Then Jesus said to him, "Today salvation has come to this house, because he too is a son of Abraham. - Luke 19:9

I realized yesterday morning that it was the feast day of St. James of Jerusalem, who is the patron saint of our parish. Next year, we will be sure to celebrate James' feast on a Sunday! 

He lived so long ago, there is only so much we can know about James.  He was thought to have been related to Jesus - perhaps even his own brother or step brother.  He became the bishop of Jerusalem and was often called "Old Camel Knees" because he prayed so much that his knees were calloused.  His judgement and wisdom, along with his faithfulness earned him the title "James the Just," and this is a wonderful legacy for a parish that claims a ministry of justice. 

James also makes an important appearance in the book of Acts, when Paul is visiting Jerusalem to inform the respected elders and apostles there about his travels. I wonder what Paul's listeners thought as he told them that Greeks and other gentiles, people considered 'unclean,' were the ones most enthusiastically joining their new movement.  They listen to Paul's testimony, and when he is done, James is the one who speaks up.  He says that he has discerned that what Paul has told them is congruent with what he understands in Scripture, and that he has discerned that there is no reason to treat Gentile believers any differently than Jewish ones.  Brother Luke Ditewig of SSJE writes that James "is the pivotal figure who leads the early church to affirm huge change, to welcome Gentiles, all people, as equal followers of Jesus. He discerns that the inclusion of outsiders actually fits with the grand narrative promise, that all people may be able to seek God."  James' legacy of welcome and inclusion is a particularly relevant and important one in our day and age.

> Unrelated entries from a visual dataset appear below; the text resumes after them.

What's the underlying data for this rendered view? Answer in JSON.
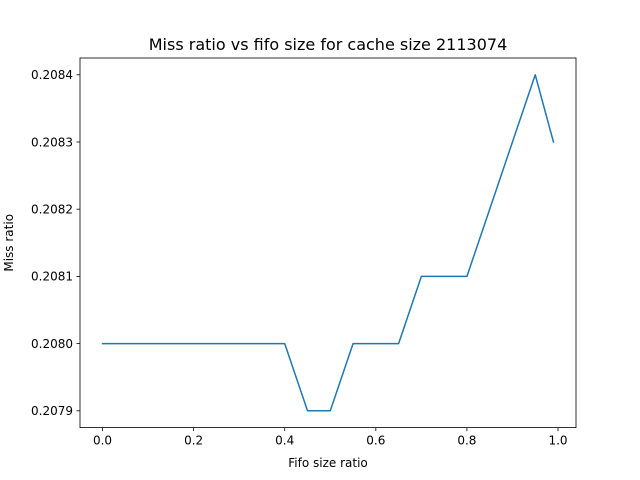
{
  "chart_data": {
    "type": "line",
    "title": "Miss ratio vs fifo size for cache size 2113074",
    "xlabel": "Fifo size ratio",
    "ylabel": "Miss ratio",
    "xlim": [
      -0.0495,
      1.0395
    ],
    "ylim": [
      0.207875,
      0.208425
    ],
    "xticks": [
      0.0,
      0.2,
      0.4,
      0.6,
      0.8,
      1.0
    ],
    "xtick_labels": [
      "0.0",
      "0.2",
      "0.4",
      "0.6",
      "0.8",
      "1.0"
    ],
    "yticks": [
      0.2079,
      0.208,
      0.2081,
      0.2082,
      0.2083,
      0.2084
    ],
    "ytick_labels": [
      "0.2079",
      "0.2080",
      "0.2081",
      "0.2082",
      "0.2083",
      "0.2084"
    ],
    "grid": false,
    "series": [
      {
        "color": "#1f77b4",
        "x": [
          0.0,
          0.05,
          0.1,
          0.15,
          0.2,
          0.25,
          0.3,
          0.35,
          0.4,
          0.45,
          0.5,
          0.55,
          0.6,
          0.65,
          0.7,
          0.75,
          0.8,
          0.85,
          0.9,
          0.95,
          0.99
        ],
        "values": [
          0.208,
          0.208,
          0.208,
          0.208,
          0.208,
          0.208,
          0.208,
          0.208,
          0.208,
          0.2079,
          0.2079,
          0.208,
          0.208,
          0.208,
          0.2081,
          0.2081,
          0.2081,
          0.2082,
          0.2083,
          0.2084,
          0.2083
        ]
      }
    ]
  }
}
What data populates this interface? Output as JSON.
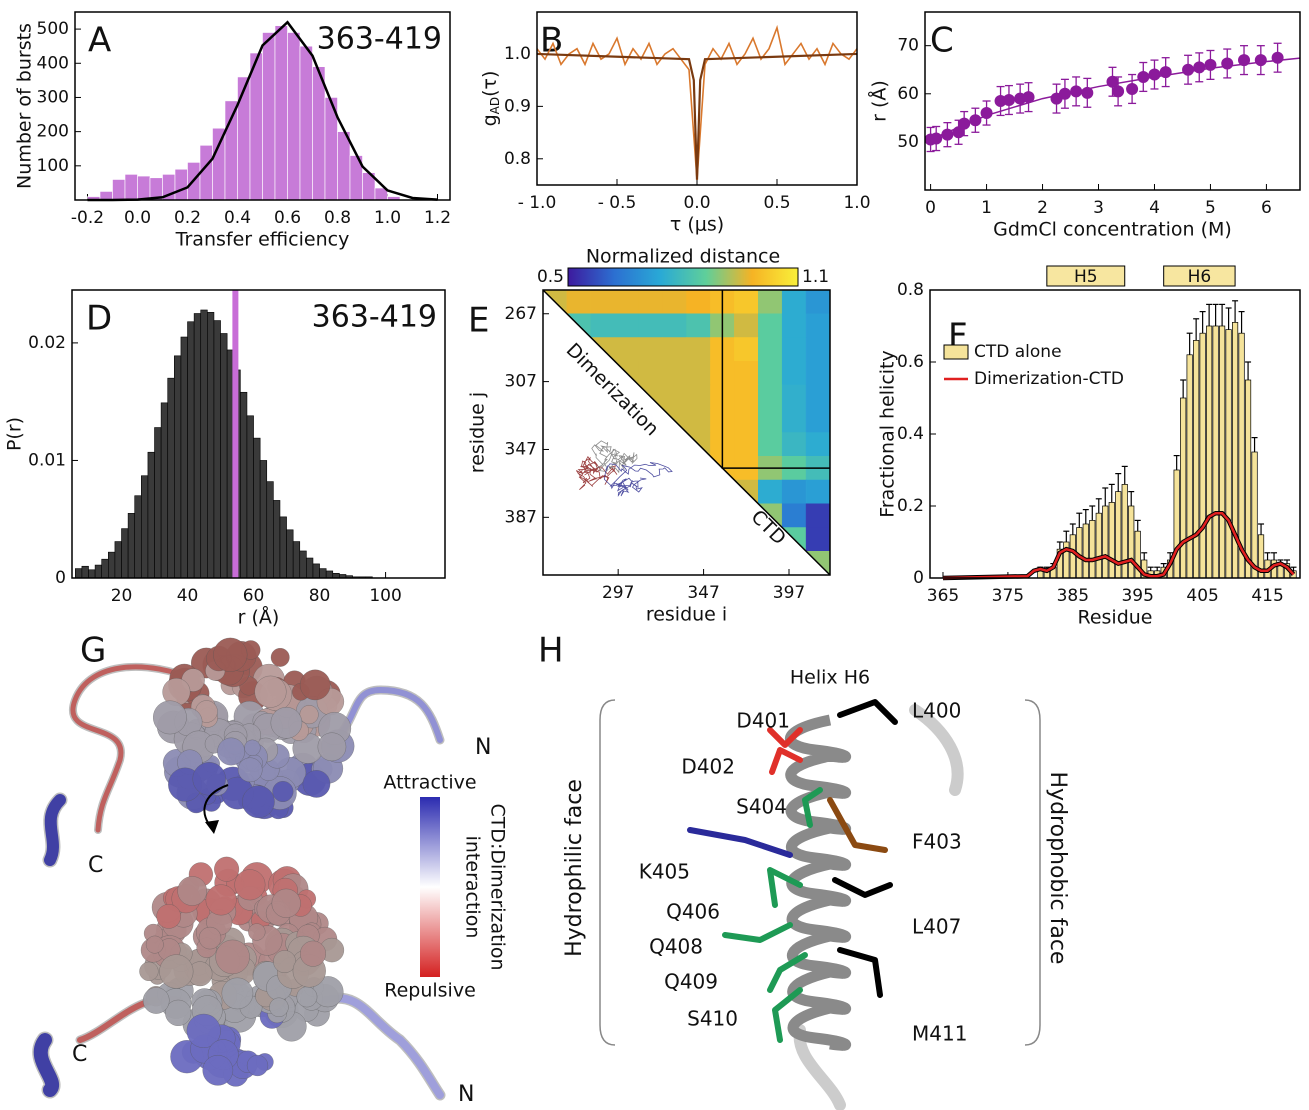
{
  "chart_data": [
    {
      "type": "histogram",
      "panel": "A",
      "annotation": "363-419",
      "xlabel": "Transfer efficiency",
      "ylabel": "Number of bursts",
      "bins": [
        -0.2,
        -0.15,
        -0.1,
        -0.05,
        0,
        0.05,
        0.1,
        0.15,
        0.2,
        0.25,
        0.3,
        0.35,
        0.4,
        0.45,
        0.5,
        0.55,
        0.6,
        0.65,
        0.7,
        0.75,
        0.8,
        0.85,
        0.9,
        0.95,
        1.0,
        1.05
      ],
      "values": [
        10,
        25,
        60,
        75,
        70,
        65,
        75,
        90,
        110,
        160,
        210,
        290,
        360,
        430,
        490,
        510,
        490,
        450,
        390,
        300,
        200,
        130,
        80,
        35,
        10
      ],
      "color": "#c77bd8",
      "edgecolor": "#ffffff",
      "fit": {
        "x": [
          -0.2,
          -0.1,
          0,
          0.1,
          0.2,
          0.3,
          0.4,
          0.5,
          0.6,
          0.7,
          0.8,
          0.9,
          1.0,
          1.1,
          1.2
        ],
        "values": [
          0,
          0,
          1,
          8,
          37,
          121,
          278,
          452,
          520,
          422,
          242,
          98,
          28,
          6,
          1
        ],
        "color": "#000000"
      },
      "xlim": [
        -0.25,
        1.25
      ],
      "ylim": [
        0,
        550
      ],
      "xticks": [
        -0.2,
        {
          "value": 0,
          "label": "0.0"
        },
        0.2,
        0.4,
        0.6,
        0.8,
        {
          "value": 1,
          "label": "1.0"
        },
        1.2
      ],
      "yticks": [
        100,
        200,
        300,
        400,
        500
      ]
    },
    {
      "type": "line",
      "panel": "B",
      "ylabel": "g",
      "ylabel_sub": "AD",
      "ylabel_suffix": "(τ)",
      "xlabel": "τ (μs)",
      "xlim": [
        -1,
        1
      ],
      "ylim": [
        0.75,
        1.08
      ],
      "xticks": [
        {
          "value": -1,
          "label": "- 1.0"
        },
        {
          "value": -0.5,
          "label": "- 0.5"
        },
        {
          "value": 0,
          "label": "0.0"
        },
        0.5,
        {
          "value": 1,
          "label": "1.0"
        }
      ],
      "yticks": [
        0.8,
        0.9,
        {
          "value": 1,
          "label": "1.0"
        }
      ],
      "series": [
        {
          "color": "#d9782d",
          "x": [
            -1.0,
            -0.95,
            -0.9,
            -0.85,
            -0.8,
            -0.75,
            -0.7,
            -0.65,
            -0.6,
            -0.55,
            -0.5,
            -0.45,
            -0.4,
            -0.35,
            -0.3,
            -0.25,
            -0.2,
            -0.15,
            -0.1,
            -0.05,
            0,
            0.05,
            0.1,
            0.15,
            0.2,
            0.25,
            0.3,
            0.35,
            0.4,
            0.45,
            0.5,
            0.55,
            0.6,
            0.65,
            0.7,
            0.75,
            0.8,
            0.85,
            0.9,
            0.95,
            1.0
          ],
          "values": [
            1.01,
            0.99,
            1.02,
            0.98,
            1.0,
            1.01,
            0.98,
            1.02,
            0.99,
            1.0,
            1.03,
            0.98,
            1.01,
            0.99,
            1.02,
            0.98,
            1.0,
            1.01,
            0.99,
            0.97,
            0.76,
            0.98,
            1.01,
            0.99,
            1.02,
            0.98,
            1.0,
            1.03,
            0.99,
            1.01,
            1.05,
            0.98,
            1.0,
            1.02,
            0.99,
            1.01,
            0.98,
            1.02,
            1.0,
            0.99,
            1.01
          ]
        },
        {
          "color": "#7a3a10",
          "x": [
            -1,
            -0.05,
            -0.02,
            0,
            0.02,
            0.05,
            1
          ],
          "values": [
            1.0,
            0.99,
            0.95,
            0.76,
            0.95,
            0.99,
            1.0
          ]
        }
      ]
    },
    {
      "type": "scatter",
      "panel": "C",
      "xlabel": "GdmCl concentration (M)",
      "ylabel": "r (Å)",
      "xlim": [
        -0.1,
        6.6
      ],
      "ylim": [
        40,
        77
      ],
      "xticks": [
        0,
        1,
        2,
        3,
        4,
        5,
        6
      ],
      "yticks": [
        50,
        60,
        70
      ],
      "color": "#8b1a9b",
      "x": [
        0,
        0.1,
        0.3,
        0.5,
        0.6,
        0.8,
        1.0,
        1.25,
        1.4,
        1.6,
        1.75,
        2.25,
        2.4,
        2.6,
        2.8,
        3.25,
        3.35,
        3.6,
        3.8,
        4.0,
        4.2,
        4.6,
        4.8,
        5.0,
        5.3,
        5.6,
        5.9,
        6.2
      ],
      "values": [
        50.5,
        50.7,
        51.5,
        52,
        53.8,
        54.5,
        56,
        58.5,
        58.7,
        59,
        59.3,
        59,
        60,
        60.5,
        60.2,
        62.5,
        60.5,
        61,
        63.5,
        64,
        64.5,
        65,
        65.5,
        66,
        66.3,
        67,
        67,
        67.5
      ],
      "errors": [
        2.5,
        2.5,
        2.5,
        2.5,
        2.5,
        2.5,
        2.5,
        3,
        3,
        3,
        3,
        3,
        3,
        3,
        3,
        3,
        3,
        3,
        3,
        3,
        3,
        3,
        3,
        3,
        3,
        3,
        3,
        3
      ],
      "fit": {
        "x": [
          0,
          1,
          2,
          3,
          4,
          5,
          6,
          6.6
        ],
        "values": [
          50.5,
          55.5,
          59,
          61.5,
          63.5,
          65.3,
          66.7,
          67.4
        ]
      }
    },
    {
      "type": "histogram",
      "panel": "D",
      "annotation": "363-419",
      "xlabel": "r (Å)",
      "ylabel": "P(r)",
      "bins": [
        6,
        8,
        10,
        12,
        14,
        16,
        18,
        20,
        22,
        24,
        26,
        28,
        30,
        32,
        34,
        36,
        38,
        40,
        42,
        44,
        46,
        48,
        50,
        52,
        54,
        56,
        58,
        60,
        62,
        64,
        66,
        68,
        70,
        72,
        74,
        76,
        78,
        80,
        82,
        84,
        86,
        88,
        90,
        92,
        94,
        96
      ],
      "values": [
        0.0008,
        0.001,
        0.0007,
        0.0011,
        0.0016,
        0.0022,
        0.0031,
        0.0042,
        0.0055,
        0.007,
        0.0087,
        0.0107,
        0.0128,
        0.0149,
        0.017,
        0.0189,
        0.0205,
        0.0218,
        0.0225,
        0.0228,
        0.0226,
        0.0219,
        0.0208,
        0.0194,
        0.0177,
        0.0158,
        0.0138,
        0.0119,
        0.01,
        0.0082,
        0.0066,
        0.0052,
        0.0041,
        0.0031,
        0.0023,
        0.0017,
        0.0012,
        0.0008,
        0.0006,
        0.0004,
        0.0003,
        0.0002,
        0.0001,
        0.0001,
        0.0001
      ],
      "color": "#3a3a3a",
      "edgecolor": "#000000",
      "marker": {
        "value": 54.5,
        "color": "#c86dd7"
      },
      "xlim": [
        5,
        118
      ],
      "ylim": [
        0,
        0.0245
      ],
      "xticks": [
        20,
        40,
        60,
        80,
        100
      ],
      "yticks": [
        0,
        0.01,
        0.02
      ]
    },
    {
      "type": "heatmap",
      "panel": "E",
      "title": "Normalized distance",
      "xlabel": "residue i",
      "ylabel": "residue j",
      "edges": [
        253,
        267,
        281,
        295,
        309,
        323,
        337,
        351,
        365,
        379,
        393,
        407,
        421
      ],
      "matrix": [
        [
          0.95,
          0.97,
          0.97,
          0.97,
          0.97,
          0.97,
          0.98,
          1.0,
          1.02,
          0.9,
          0.75,
          0.7
        ],
        [
          null,
          0.82,
          0.8,
          0.8,
          0.8,
          0.8,
          0.82,
          0.9,
          0.95,
          0.85,
          0.75,
          0.72
        ],
        [
          null,
          null,
          0.95,
          0.95,
          0.95,
          0.95,
          0.95,
          1.0,
          1.02,
          0.85,
          0.75,
          0.72
        ],
        [
          null,
          null,
          null,
          0.95,
          0.95,
          0.95,
          0.95,
          1.0,
          1.0,
          0.85,
          0.75,
          0.72
        ],
        [
          null,
          null,
          null,
          null,
          0.95,
          0.95,
          0.95,
          1.0,
          1.0,
          0.85,
          0.76,
          0.72
        ],
        [
          null,
          null,
          null,
          null,
          null,
          0.95,
          0.95,
          1.0,
          1.0,
          0.85,
          0.76,
          0.72
        ],
        [
          null,
          null,
          null,
          null,
          null,
          null,
          0.95,
          1.0,
          1.0,
          0.85,
          0.78,
          0.75
        ],
        [
          null,
          null,
          null,
          null,
          null,
          null,
          null,
          1.0,
          1.0,
          0.9,
          0.85,
          0.8
        ],
        [
          null,
          null,
          null,
          null,
          null,
          null,
          null,
          null,
          0.95,
          0.75,
          0.7,
          0.72
        ],
        [
          null,
          null,
          null,
          null,
          null,
          null,
          null,
          null,
          null,
          0.9,
          0.65,
          0.55
        ],
        [
          null,
          null,
          null,
          null,
          null,
          null,
          null,
          null,
          null,
          null,
          0.85,
          0.55
        ],
        [
          null,
          null,
          null,
          null,
          null,
          null,
          null,
          null,
          null,
          null,
          null,
          0.9
        ]
      ],
      "clim": [
        0.5,
        1.1
      ],
      "cticks": [
        0.5,
        1.1
      ],
      "colormap": [
        "#3d1a9e",
        "#2c6fd1",
        "#29a9d6",
        "#5fcf9a",
        "#f6b324",
        "#f9f03a"
      ],
      "xlim": [
        253,
        421
      ],
      "ylim": [
        253,
        421
      ],
      "y_inverted": true,
      "xticks": [
        297,
        347,
        397
      ],
      "yticks": [
        267,
        307,
        347,
        387
      ],
      "boundary": 358,
      "region_labels": [
        "Dimerization",
        "CTD"
      ]
    },
    {
      "type": "bar",
      "panel": "F",
      "xlabel": "Residue",
      "ylabel": "Fractional helicity",
      "xlim": [
        363,
        420
      ],
      "ylim": [
        0,
        0.8
      ],
      "xticks": [
        365,
        375,
        385,
        395,
        405,
        415
      ],
      "yticks": [
        0,
        0.2,
        0.4,
        0.6,
        0.8
      ],
      "legend": "upper left",
      "helix_color": "#f7e6a0",
      "helices": [
        {
          "label": "H5",
          "start": 381,
          "end": 393
        },
        {
          "label": "H6",
          "start": 399,
          "end": 410
        }
      ],
      "series": [
        {
          "name": "CTD alone",
          "type": "bar",
          "color": "#f5e39a",
          "x": [
            380,
            381,
            382,
            383,
            384,
            385,
            386,
            387,
            388,
            389,
            390,
            391,
            392,
            393,
            394,
            395,
            396,
            397,
            398,
            399,
            400,
            401,
            402,
            403,
            404,
            405,
            406,
            407,
            408,
            409,
            410,
            411,
            412,
            413,
            414,
            415,
            416,
            417,
            418,
            419
          ],
          "values": [
            0.02,
            0.02,
            0.03,
            0.08,
            0.1,
            0.12,
            0.14,
            0.15,
            0.16,
            0.18,
            0.2,
            0.21,
            0.24,
            0.26,
            0.2,
            0.13,
            0.05,
            0.02,
            0.02,
            0.03,
            0.05,
            0.3,
            0.5,
            0.62,
            0.66,
            0.68,
            0.7,
            0.7,
            0.7,
            0.69,
            0.71,
            0.68,
            0.55,
            0.35,
            0.12,
            0.05,
            0.05,
            0.04,
            0.04,
            0.02
          ],
          "errors": [
            0.01,
            0.01,
            0.01,
            0.02,
            0.03,
            0.03,
            0.04,
            0.04,
            0.04,
            0.04,
            0.05,
            0.05,
            0.05,
            0.05,
            0.04,
            0.03,
            0.02,
            0.01,
            0.01,
            0.01,
            0.02,
            0.04,
            0.05,
            0.06,
            0.06,
            0.06,
            0.06,
            0.06,
            0.06,
            0.06,
            0.06,
            0.06,
            0.05,
            0.04,
            0.03,
            0.02,
            0.02,
            0.01,
            0.01,
            0.01
          ]
        },
        {
          "name": "Dimerization-CTD",
          "type": "line",
          "color": "#e02020",
          "x": [
            365,
            378,
            379,
            380,
            381,
            382,
            383,
            384,
            385,
            386,
            387,
            388,
            389,
            390,
            391,
            392,
            393,
            394,
            395,
            396,
            397,
            398,
            399,
            400,
            401,
            402,
            403,
            404,
            405,
            406,
            407,
            408,
            409,
            410,
            411,
            412,
            413,
            414,
            415,
            416,
            417,
            418,
            419
          ],
          "values": [
            0,
            0.005,
            0.02,
            0.025,
            0.02,
            0.03,
            0.07,
            0.08,
            0.075,
            0.06,
            0.05,
            0.05,
            0.055,
            0.06,
            0.05,
            0.04,
            0.045,
            0.05,
            0.03,
            0.01,
            0.005,
            0.005,
            0.01,
            0.04,
            0.08,
            0.1,
            0.11,
            0.12,
            0.14,
            0.17,
            0.18,
            0.18,
            0.16,
            0.12,
            0.08,
            0.05,
            0.03,
            0.02,
            0.02,
            0.035,
            0.04,
            0.03,
            0.01
          ]
        }
      ]
    }
  ],
  "panel_g": {
    "label": "G",
    "termini": [
      "C",
      "N",
      "C",
      "N"
    ],
    "colorbar": {
      "top": "Attractive",
      "bottom": "Repulsive",
      "title": [
        "CTD:Dimerization",
        "interaction"
      ]
    }
  },
  "panel_h": {
    "label": "H",
    "title": "Helix H6",
    "left_face": "Hydrophilic face",
    "right_face": "Hydrophobic face",
    "residues": [
      {
        "label": "L400",
        "color": "#000000"
      },
      {
        "label": "D401",
        "color": "#e0302a"
      },
      {
        "label": "D402",
        "color": "#e0302a"
      },
      {
        "label": "S404",
        "color": "#1e9a55"
      },
      {
        "label": "F403",
        "color": "#8b4a12"
      },
      {
        "label": "K405",
        "color": "#2a2a9a"
      },
      {
        "label": "Q406",
        "color": "#1e9a55"
      },
      {
        "label": "L407",
        "color": "#000000"
      },
      {
        "label": "Q408",
        "color": "#1e9a55"
      },
      {
        "label": "Q409",
        "color": "#1e9a55"
      },
      {
        "label": "S410",
        "color": "#1e9a55"
      },
      {
        "label": "M411",
        "color": "#000000"
      }
    ]
  }
}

In our gospel for this Sunday, Jesus will once again be rubbing elbows and spending time with people others thought were unclean or undeserving.  He even invites himself to dinner at the home of the scorned chief tax collector, Zaccheus. This, like so many of the radical things Jesus did, bent some noses seriously out of shape. Yet Jesus chooses continually to reach out to those on the margins and offer God's love every time, continually challenging our assumptions.

Is there anyone in your life or in the world that you have trouble accepting?  Are there those that you may judge to be somehow beneath you in some way?  Is there someone in your own life who does not meet your approval and you continually try to change?  Or - have you ever been on the other end and felt harshly judged by others?  Or felt like an outcast?  Or felt shame about being who you are? Our first impressions and biases either way can often be mistaken.  How do Jesus, James the Just and little Zaccheus challenge our assumptions about God and about others?  Our readings will help us explore that this Sunday and I hope you'll be there.